Dense transformers scale parameter count linearly with compute cost. Mixture-of-Experts decouples the two: a routing layer selects 2–8 specialist sub-networks per token, leaving the rest dormant. GPT-4 is widely reported to use MoE with ~8 experts, activating ~2 per token.

With MoE, a model can have 1 trillion total parameters but activate only ~100B per forward pass :: matching the inference cost of a much smaller dense model while retaining the capacity of a much larger one.

The trade-offs: MoE models require more memory to store all expert weights, have higher communication overhead in distributed setups, and can suffer from load-imbalance where some experts are consistently over-selected. Auxiliary loss terms during training encourage balanced routing.

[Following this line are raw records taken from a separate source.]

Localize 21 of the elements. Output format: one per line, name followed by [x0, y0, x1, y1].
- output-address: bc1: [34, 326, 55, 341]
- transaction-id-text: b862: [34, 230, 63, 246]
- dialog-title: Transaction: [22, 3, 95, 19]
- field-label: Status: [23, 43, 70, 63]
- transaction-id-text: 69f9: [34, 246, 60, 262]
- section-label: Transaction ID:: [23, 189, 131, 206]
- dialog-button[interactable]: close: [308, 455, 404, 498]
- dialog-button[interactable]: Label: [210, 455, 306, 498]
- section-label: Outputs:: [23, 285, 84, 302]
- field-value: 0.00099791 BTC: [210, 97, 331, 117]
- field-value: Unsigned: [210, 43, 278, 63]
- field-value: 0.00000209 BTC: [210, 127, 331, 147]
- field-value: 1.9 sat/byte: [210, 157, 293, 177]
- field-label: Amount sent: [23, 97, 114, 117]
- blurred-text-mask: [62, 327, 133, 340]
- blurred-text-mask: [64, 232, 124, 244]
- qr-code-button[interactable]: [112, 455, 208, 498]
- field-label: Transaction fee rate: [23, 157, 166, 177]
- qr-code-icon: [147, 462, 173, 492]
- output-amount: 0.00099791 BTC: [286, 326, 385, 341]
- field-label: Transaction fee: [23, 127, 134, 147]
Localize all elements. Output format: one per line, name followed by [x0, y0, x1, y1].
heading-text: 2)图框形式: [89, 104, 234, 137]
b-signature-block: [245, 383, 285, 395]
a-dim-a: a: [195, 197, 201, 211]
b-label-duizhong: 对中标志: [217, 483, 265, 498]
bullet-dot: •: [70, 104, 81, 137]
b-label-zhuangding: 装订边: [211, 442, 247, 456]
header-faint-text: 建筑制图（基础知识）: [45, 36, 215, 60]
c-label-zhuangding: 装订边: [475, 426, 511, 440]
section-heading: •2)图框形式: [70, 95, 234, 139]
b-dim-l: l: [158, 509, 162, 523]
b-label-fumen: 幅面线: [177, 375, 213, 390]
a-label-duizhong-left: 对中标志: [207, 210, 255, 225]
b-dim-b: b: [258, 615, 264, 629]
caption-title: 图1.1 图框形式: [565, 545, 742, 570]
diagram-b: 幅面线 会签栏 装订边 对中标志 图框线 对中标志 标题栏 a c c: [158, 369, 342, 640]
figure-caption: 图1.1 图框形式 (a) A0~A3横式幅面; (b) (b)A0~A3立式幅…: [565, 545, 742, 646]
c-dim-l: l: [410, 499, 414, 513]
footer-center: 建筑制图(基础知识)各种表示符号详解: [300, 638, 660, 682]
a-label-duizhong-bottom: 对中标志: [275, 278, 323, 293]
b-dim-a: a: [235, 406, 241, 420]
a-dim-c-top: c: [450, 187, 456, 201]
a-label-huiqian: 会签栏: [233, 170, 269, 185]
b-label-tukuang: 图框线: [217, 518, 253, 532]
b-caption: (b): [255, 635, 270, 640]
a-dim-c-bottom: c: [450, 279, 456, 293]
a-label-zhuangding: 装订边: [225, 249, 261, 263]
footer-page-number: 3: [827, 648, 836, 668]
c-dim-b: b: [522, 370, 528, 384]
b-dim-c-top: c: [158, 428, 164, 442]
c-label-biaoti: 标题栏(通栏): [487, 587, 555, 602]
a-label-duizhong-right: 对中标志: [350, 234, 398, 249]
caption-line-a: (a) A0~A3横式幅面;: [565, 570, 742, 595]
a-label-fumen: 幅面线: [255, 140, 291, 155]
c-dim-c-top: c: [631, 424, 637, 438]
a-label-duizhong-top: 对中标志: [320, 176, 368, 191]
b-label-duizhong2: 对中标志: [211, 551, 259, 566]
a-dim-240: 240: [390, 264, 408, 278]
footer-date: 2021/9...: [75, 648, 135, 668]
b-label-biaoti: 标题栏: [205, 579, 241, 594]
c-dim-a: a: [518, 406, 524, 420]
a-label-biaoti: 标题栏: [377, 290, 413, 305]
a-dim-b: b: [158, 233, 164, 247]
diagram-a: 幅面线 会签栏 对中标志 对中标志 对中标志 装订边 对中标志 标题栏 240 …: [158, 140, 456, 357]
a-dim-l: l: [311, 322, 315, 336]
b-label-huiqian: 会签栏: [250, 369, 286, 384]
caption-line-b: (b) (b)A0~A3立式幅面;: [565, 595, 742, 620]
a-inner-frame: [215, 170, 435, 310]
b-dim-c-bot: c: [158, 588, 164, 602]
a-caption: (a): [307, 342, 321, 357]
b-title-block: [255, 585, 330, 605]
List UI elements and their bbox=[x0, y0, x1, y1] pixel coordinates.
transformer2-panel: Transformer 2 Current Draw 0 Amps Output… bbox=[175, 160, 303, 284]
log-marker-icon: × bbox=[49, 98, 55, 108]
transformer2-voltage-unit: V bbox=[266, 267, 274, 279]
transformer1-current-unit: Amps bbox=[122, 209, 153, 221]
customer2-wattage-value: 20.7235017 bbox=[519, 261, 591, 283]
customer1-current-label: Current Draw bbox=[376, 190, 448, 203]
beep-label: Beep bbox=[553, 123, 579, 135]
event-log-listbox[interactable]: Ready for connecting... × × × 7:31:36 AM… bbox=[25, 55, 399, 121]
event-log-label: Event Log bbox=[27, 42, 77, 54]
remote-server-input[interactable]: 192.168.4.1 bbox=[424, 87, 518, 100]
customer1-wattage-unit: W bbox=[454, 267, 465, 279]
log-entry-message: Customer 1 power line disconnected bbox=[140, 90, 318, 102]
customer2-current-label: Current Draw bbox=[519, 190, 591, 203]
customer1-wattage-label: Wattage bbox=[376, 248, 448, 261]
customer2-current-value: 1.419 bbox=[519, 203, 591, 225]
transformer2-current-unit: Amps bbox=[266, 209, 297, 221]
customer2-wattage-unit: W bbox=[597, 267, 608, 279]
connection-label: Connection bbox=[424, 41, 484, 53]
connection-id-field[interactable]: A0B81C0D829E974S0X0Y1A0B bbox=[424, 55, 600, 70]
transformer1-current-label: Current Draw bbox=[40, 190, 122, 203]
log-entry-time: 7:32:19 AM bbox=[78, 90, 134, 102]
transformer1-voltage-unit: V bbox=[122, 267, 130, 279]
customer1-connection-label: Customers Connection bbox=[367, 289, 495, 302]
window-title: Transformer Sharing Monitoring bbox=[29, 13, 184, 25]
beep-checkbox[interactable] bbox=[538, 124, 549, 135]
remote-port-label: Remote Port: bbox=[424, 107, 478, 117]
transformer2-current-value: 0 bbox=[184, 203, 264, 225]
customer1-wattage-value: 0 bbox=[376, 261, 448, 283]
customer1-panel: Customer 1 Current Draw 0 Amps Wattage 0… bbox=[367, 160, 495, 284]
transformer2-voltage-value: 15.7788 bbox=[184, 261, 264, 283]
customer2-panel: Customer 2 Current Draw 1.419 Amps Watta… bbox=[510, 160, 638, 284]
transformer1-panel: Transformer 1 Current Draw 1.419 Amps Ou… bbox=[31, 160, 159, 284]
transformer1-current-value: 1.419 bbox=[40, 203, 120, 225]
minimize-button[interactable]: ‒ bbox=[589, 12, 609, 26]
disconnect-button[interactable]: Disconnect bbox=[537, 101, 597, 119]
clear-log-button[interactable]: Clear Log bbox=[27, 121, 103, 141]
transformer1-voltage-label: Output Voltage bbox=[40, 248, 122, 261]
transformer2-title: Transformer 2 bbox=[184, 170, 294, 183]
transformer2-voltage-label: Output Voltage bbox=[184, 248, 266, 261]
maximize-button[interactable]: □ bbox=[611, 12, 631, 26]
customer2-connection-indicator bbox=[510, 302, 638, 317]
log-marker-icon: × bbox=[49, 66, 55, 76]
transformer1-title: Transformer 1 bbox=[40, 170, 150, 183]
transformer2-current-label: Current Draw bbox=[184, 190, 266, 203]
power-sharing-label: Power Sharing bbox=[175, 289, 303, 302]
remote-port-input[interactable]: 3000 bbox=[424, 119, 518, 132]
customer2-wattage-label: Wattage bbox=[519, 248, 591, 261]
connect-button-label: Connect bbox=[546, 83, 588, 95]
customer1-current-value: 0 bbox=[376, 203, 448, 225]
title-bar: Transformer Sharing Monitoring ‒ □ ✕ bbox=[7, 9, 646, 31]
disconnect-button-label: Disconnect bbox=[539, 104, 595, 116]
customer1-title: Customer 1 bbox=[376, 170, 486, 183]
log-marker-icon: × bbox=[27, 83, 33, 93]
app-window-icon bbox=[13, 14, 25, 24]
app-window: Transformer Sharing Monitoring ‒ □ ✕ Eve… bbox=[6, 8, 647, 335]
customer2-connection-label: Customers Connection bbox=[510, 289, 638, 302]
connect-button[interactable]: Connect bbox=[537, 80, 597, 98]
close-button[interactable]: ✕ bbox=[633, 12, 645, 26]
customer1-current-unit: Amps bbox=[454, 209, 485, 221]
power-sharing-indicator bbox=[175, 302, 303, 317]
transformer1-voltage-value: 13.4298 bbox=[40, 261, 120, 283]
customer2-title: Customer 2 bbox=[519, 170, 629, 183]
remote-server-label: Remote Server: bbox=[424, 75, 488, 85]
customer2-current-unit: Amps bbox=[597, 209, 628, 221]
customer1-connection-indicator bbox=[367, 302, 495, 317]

Key challenge: MoE models often perform worse than dense models in few-shot transfer settings, as experts specialize during pretraining and may not generalize as flexibly to new tasks.

Comparison

Reasoning Model Landscape

Model	Training Approach	Reasoning Method	Parameters	Strength
OpenAI o1 / o3	RLHF + process reward models	Internal chain-of-thought (hidden)	Undisclosed	Math & Science
DeepSeek-R1	RLVR on verifiable tasks	Explicit long CoT, visible to user	671B MoE (37B active)	Cost Efficiency
DeepSeek-R1 Distilled	Knowledge distillation from R1	CoT inherited from teacher	7B / 14B / 32B	Small-scale SOTA
QwQ-32B	RLVR + self-improvement	Extended reasoning traces	32B dense	Open weights
Claude (Extended Thinking)	Constitutional AI + RLHF	Visible scratchpad thinking	Undisclosed	Safety + Reasoning
Gemini Thinking	Multimodal RLHF	Internal multi-hypothesis reasoning	Undisclosed	Multimodal

The Reasoning
Milestones

From chain-of-thought prompting to test-time compute scaling :: the key moments that defined the reasoning revolution.

2022

Chain-of-Thought Prompting

Wei et al. showed that adding "let's think step by step" to prompts dramatically improved LLM performance on multi-step reasoning tasks :: no fine-tuning required.

2023

Process Reward Models

OpenAI trained reward models that score intermediate reasoning steps, not just final answers :: enabling reinforcement learning that improves each step of a solution chain.

2024 · Sept

OpenAI o1 Launch

o1 demonstrated that scaling inference compute (generating longer CoT) could match or exceed much larger dense models on math and coding :: the "inference scaling law" era begins.

2025 · Jan

DeepSeek-R1 & RLVR

Open-weight reasoning model trained with verifiable rewards :: no human preference data. Its 7B distilled variant beat GPT-4 on MATH benchmarks, democratizing frontier reasoning.

2025

Inference Scaling Laws

Research confirmed that more inference compute (best-of-N sampling, MCTS, self-refinement) trades off predictably against accuracy :: giving practitioners a new performance lever.

2025–2026

Reasoning as Default

Every frontier model :: GPT-5, Claude Opus 4.6, Gemini 3, Grok 4 :: now ships with reasoning/thinking modes. The debate shifts from "can LLMs reason?" to "how to route efficiently."